Wer wäre noch erstaunt, Menschen hier zu finden, die mit Handkantenschlägen Kaninchen schlachten?

Aha. Der Fairness halber muss gesagt werden, dass Roger Willemsen nicht nur Frankfurt (Oder) bzw. Ostdeutschland wenig ansprechend fand, sondern dass diese Sprache der rote Faden auf der ganzen Deutschlandreise ist/war. Mit so einem Griesgram möchte man keine drei Tage Urlaub machen, mit Ausnahme er bezahlt! Vom protestantischen Meer zu den katholischen Bergen – ganz Deutschland ist bei Willemsen ein düsteres Drecknest! Vielleicht lag’s am Reisemonat, vielleicht an mangelnder Triebabfuhr (das Sex-Thema zieht sich so durchs Buch), vielleicht ist der Text auch eine Anspielung oder gar Parodie auf etwas von Heine oder Brecht oder Ironie? Das habe ich mich oft gefragt und keine Antwort gefunden, weiß es auch heute nicht und muss nun gehen.

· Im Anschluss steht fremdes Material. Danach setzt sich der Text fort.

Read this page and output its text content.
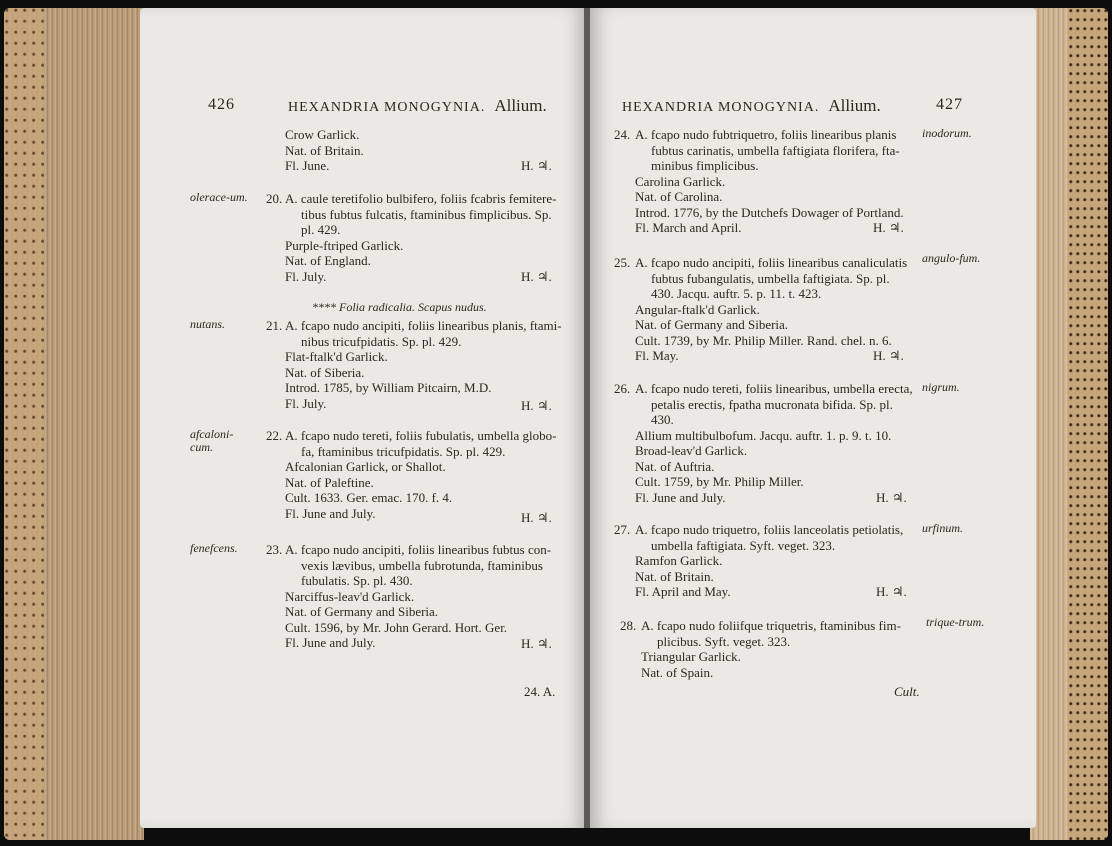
426	HEXANDRIA MONOGYNIA. Allium.
Crow Garlick.
Nat. of Britain.
Fl. June.	H. ♃.
olerace-um. 20. A. caule teretifolio bulbifero, foliis fcabris femitere-
tibus fubtus fulcatis, ftaminibus fimplicibus. Sp.
pl. 429.
Purple-ftriped Garlick.
Nat. of England.
Fl. July.	H. ♃.
**** Folia radicalia. Scapus nudus.
nutans.	21. A. fcapo nudo ancipiti, foliis linearibus planis, ftami-
nibus tricufpidatis. Sp. pl. 429.
Flat-ftalk'd Garlick.
Nat. of Siberia.
Introd. 1785, by William Pitcairn, M.D.
Fl. July.	H. ♃.
afcaloni-cum.
22. A. fcapo nudo tereti, foliis fubulatis, umbella globo-
fa, ftaminibus tricufpidatis. Sp. pl. 429.
Afcalonian Garlick, or Shallot.
Nat. of Paleftine.
Cult. 1633. Ger. emac. 170. f. 4.
Fl. June and July.	H. ♃.
fenefcens.	23. A. fcapo nudo ancipiti, foliis linearibus fubtus con-
vexis lævibus, umbella fubrotunda, ftaminibus
fubulatis. Sp. pl. 430.
Narciffus-leav'd Garlick.
Nat. of Germany and Siberia.
Cult. 1596, by Mr. John Gerard. Hort. Ger.
Fl. June and July.	H. ♃.
24. A.
HEXANDRIA MONOGYNIA. Allium.	427
inodorum.
24. A. fcapo nudo fubtriquetro, foliis linearibus planis
fubtus carinatis, umbella faftigiata florifera, fta-
minibus fimplicibus.
Carolina Garlick.
Nat. of Carolina.
Introd. 1776, by the Dutchefs Dowager of Portland.
Fl. March and April.	H. ♃.
angulo-fum.
25. A. fcapo nudo ancipiti, foliis linearibus canaliculatis
fubtus fubangulatis, umbella faftigiata. Sp. pl.
430. Jacqu. auftr. 5. p. 11. t. 423.
Angular-ftalk'd Garlick.
Nat. of Germany and Siberia.
Cult. 1739, by Mr. Philip Miller. Rand. chel. n. 6.
Fl. May.	H. ♃.
nigrum.
26. A. fcapo nudo tereti, foliis linearibus, umbella erecta,
petalis erectis, fpatha mucronata bifida. Sp. pl.
430.
Allium multibulbofum. Jacqu. auftr. 1. p. 9. t. 10.
Broad-leav'd Garlick.
Nat. of Auftria.
Cult. 1759, by Mr. Philip Miller.
Fl. June and July.	H. ♃.
urfinum.
27. A. fcapo nudo triquetro, foliis lanceolatis petiolatis,
umbella faftigiata. Syft. veget. 323.
Ramfon Garlick.
Nat. of Britain.
Fl. April and May.	H. ♃.
trique-trum.
28. A. fcapo nudo foliifque triquetris, ftaminibus fim-
plicibus. Syft. veget. 323.
Triangular Garlick.
Nat. of Spain.
Cult.
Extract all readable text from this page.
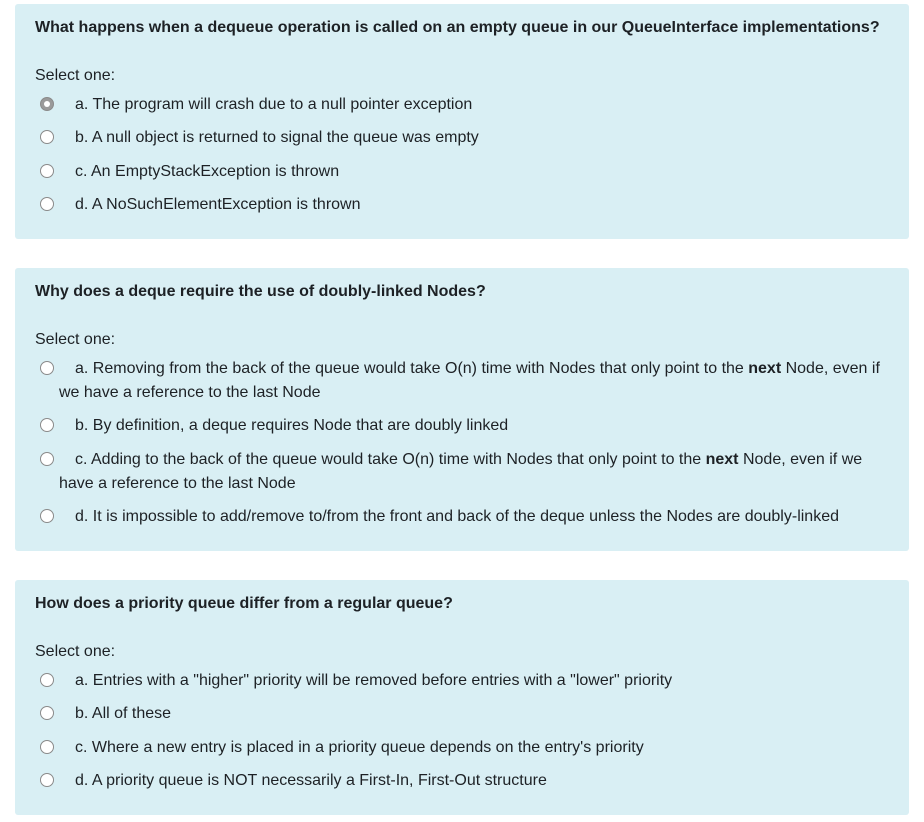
What happens when a dequeue operation is called on an empty queue in our QueueInterface implementations?
Select one:
a. The program will crash due to a null pointer exception
b. A null object is returned to signal the queue was empty
c. An EmptyStackException is thrown
d. A NoSuchElementException is thrown
Why does a deque require the use of doubly-linked Nodes?
Select one:
a. Removing from the back of the queue would take O(n) time with Nodes that only point to the next Node, even if we have a reference to the last Node
b. By definition, a deque requires Node that are doubly linked
c. Adding to the back of the queue would take O(n) time with Nodes that only point to the next Node, even if we have a reference to the last Node
d. It is impossible to add/remove to/from the front and back of the deque unless the Nodes are doubly-linked
How does a priority queue differ from a regular queue?
Select one:
a. Entries with a "higher" priority will be removed before entries with a "lower" priority
b. All of these
c. Where a new entry is placed in a priority queue depends on the entry's priority
d. A priority queue is NOT necessarily a First-In, First-Out structure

Als Fremder sucht man immerzu das Eigentliche, irgendetwas, was hinter allem ist, das Wesentliche, aber man kommt nur durch Fassaden und Tapetentüren.

Darauf möchte ich nur mit einem Zitat antworten: Niemand ist so blind, wie einer, der nicht sehen will. Guten Abend!